Assommées mais pas abattues, elles ont rapidement monté le Clap, cercle libre des attaché(e)s de presse de cinéma. Une association qui a frappé à toutes les portes, alerté les pouvoirs publics sur leur situation de travailleurs de l’ombre mais, déplore Marie Queysanne : "Nous avons reçu une vague réponse totalement inadaptée, dans laquelle nous ne rentrons pas et aucune proposition concrète ne nous a été faite à ce jour. On espère vraiment qu’il y en aura, que ça va bouger parce que là, on repart pour un mois de mai à 0 € et on ne sait pas comment on va faire." Pendant ce temps sans revenus, il faut payer les loyers et les prélèvements de l'Urssaf continuent.

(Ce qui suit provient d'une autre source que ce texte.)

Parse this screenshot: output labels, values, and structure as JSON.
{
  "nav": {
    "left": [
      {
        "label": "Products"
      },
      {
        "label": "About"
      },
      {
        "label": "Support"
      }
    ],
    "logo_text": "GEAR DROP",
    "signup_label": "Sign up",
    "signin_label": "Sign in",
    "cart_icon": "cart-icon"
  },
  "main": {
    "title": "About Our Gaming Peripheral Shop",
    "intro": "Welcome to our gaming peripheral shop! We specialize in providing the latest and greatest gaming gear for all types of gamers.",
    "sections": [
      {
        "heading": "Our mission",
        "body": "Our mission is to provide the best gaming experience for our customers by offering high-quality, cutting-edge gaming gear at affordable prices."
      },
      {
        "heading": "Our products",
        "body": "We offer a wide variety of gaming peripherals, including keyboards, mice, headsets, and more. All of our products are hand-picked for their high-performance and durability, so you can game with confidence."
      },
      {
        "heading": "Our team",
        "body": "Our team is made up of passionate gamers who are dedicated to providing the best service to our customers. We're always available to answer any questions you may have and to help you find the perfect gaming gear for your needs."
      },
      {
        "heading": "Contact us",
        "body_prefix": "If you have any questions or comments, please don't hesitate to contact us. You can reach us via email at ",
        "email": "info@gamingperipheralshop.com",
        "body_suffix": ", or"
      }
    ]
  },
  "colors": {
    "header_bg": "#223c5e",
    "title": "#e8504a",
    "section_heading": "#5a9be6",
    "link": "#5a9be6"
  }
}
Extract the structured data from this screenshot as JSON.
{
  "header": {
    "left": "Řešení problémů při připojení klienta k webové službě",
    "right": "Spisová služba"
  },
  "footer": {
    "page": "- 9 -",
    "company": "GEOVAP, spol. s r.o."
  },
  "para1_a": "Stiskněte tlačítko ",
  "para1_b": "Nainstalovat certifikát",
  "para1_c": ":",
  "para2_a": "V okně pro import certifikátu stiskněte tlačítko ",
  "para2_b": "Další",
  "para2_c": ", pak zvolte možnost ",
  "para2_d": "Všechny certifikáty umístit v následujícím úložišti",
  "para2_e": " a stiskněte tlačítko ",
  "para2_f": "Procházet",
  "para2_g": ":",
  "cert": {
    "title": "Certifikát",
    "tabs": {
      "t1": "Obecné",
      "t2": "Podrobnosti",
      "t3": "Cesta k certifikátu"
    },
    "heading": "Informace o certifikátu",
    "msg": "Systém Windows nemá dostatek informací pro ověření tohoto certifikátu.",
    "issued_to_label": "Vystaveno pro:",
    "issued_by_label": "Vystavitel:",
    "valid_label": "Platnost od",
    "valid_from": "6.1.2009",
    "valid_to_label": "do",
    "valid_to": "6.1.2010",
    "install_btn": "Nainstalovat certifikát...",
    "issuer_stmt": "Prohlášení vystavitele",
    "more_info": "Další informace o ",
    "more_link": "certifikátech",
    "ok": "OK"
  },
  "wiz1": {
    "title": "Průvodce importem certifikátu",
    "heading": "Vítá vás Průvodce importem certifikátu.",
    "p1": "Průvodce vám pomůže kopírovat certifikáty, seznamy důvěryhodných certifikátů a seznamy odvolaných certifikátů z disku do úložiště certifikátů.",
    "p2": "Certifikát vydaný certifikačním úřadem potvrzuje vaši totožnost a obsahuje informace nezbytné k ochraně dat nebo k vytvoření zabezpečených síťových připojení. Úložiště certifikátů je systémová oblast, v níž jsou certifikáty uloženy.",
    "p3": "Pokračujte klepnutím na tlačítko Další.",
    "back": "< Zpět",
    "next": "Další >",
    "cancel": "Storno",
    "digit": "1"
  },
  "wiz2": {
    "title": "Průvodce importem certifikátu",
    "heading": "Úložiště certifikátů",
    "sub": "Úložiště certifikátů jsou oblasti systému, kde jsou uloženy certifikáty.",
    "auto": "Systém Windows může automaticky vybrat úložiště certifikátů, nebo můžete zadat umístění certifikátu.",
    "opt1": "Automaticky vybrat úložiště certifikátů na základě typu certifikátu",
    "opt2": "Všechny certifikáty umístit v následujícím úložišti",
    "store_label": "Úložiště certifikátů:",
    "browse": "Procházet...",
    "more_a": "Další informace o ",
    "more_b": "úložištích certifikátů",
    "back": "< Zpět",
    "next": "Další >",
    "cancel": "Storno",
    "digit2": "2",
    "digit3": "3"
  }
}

Une situation d’autant plus douloureuse que le CNC, le centre national du cinéma, a rapidement pris des mesures pour soutenir un secteur qui pèse lourd dans l’économie de la culture en France. Mais le même CNC semble avoir oublié les attaché(e)s de presse, profession essentielle au même titre que les producteurs, distributeurs et exploitants. Si les annonces du président de la République en faveur des intermittents ont rassuré actrices, acteurs et techniciens, les attaché(e)s de presse ne sont pas éligibles à ce régime d’indemnisation.

Enfin, comme dans d’autres secteurs, la musique, le spectacle vivant, l’annulation des festivals comme celui de Cannes pèse terriblement lourd pour cette profession. Les attaché(e)s de presse regroupées dans le Clap veulent désormais se faire entendre. Tout sauf un clap de fin.